Los manifestantes explican que están dispuestos a morir por su causa.
Desde hace más de un año los trabajadores manifestaron igualmente delante de la Embajada de USA en Bogotá para pedirle a la empresa de Detroit y a las autoridades colombianas responder a sus reclamaciones.

Manifestantes contra GM Colombia en Bogotá, en la foto, de izquierda a derecha Carlos Trujillo, Manuel Ospina y Jorge Parra, cosieron sus labios para impedirse comer.
Parra, 35 años dice que fue despedido por GM después de haber sufrido años de heridas en el trabajo, incluidas hernias discales y lesiones musculares. También cuenta que pasó por tres costosas cirugías y que GM le negó todo tipo de indemnización.
Los hombres acusan a GM de haberlos despedido cuando se enfermaron o fueron heridos.

Sus labios están cosidos tan cerradamente que les es imposible comer, pero están en condiciones de murmurar y hacer escuchar su opinión.
“GM Colmotores respeta la ley y nunca ha puesto la salud o el bienestar de sus empleados en peligro”, declaró este mes GM a través de un comunicado. “Además la sociedad desea tranquilizar y reafirmar que ningún empleado fue despedido por razones de salud.”

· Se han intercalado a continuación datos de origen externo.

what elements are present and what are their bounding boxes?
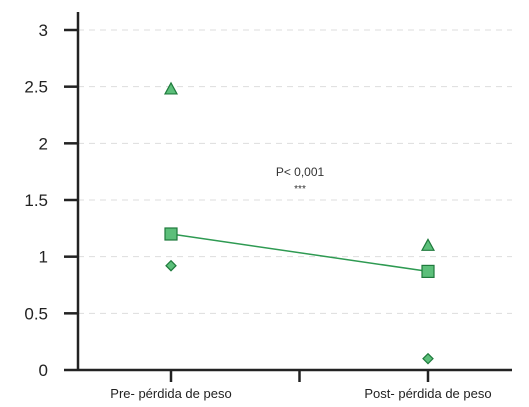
y-tick-label: 1 bbox=[39, 248, 48, 267]
series bbox=[163, 81, 436, 365]
diamond-marker bbox=[165, 259, 177, 272]
x-category-label: Post- pérdida de peso bbox=[364, 386, 491, 401]
x-category-label: Pre- pérdida de peso bbox=[110, 386, 231, 401]
series-line bbox=[170, 233, 429, 273]
triangle-marker bbox=[420, 238, 436, 251]
y-tick-label: 2.5 bbox=[24, 78, 48, 97]
triangle-marker bbox=[163, 81, 179, 95]
y-tick-label: 2 bbox=[39, 134, 48, 153]
significance-stars: *** bbox=[294, 184, 306, 195]
square-marker bbox=[421, 264, 435, 278]
diamond-marker bbox=[422, 352, 434, 365]
square-marker bbox=[164, 227, 178, 241]
tick-labels: 0 0.5 1 1.5 2 2.5 3 Pre- pérdida de peso Post- p… bbox=[24, 21, 491, 401]
p-value-annotation: P< 0,001 bbox=[276, 165, 325, 179]
y-tick-label: 0.5 bbox=[24, 304, 48, 323]
y-tick-label: 0 bbox=[39, 361, 48, 380]
y-tick-label: 3 bbox=[39, 21, 48, 40]
axes bbox=[64, 12, 512, 382]
y-tick-label: 1.5 bbox=[24, 191, 48, 210]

Igualmente los trabajadores acusan a GM de aprovecharse de las leyes laxistas sobre el trabajo en Colombia.
Dicen que no solo Colombia sino también las empresas multinacionales como GM, han ignorado un nuevo plan de acción sobre las condiciones de trabajo acordadas por Washington y Bogotá, en las que supuestamente iban a mejorar las normas del trabajo.
Colombia es considerada como uno de los países más peligrosos del mundo para los sindicatos. Aproximadamente 4000 sindicalistas colombianos han sido asesinados en los últimos 20 años, según estimaciones de la AFL-CIO.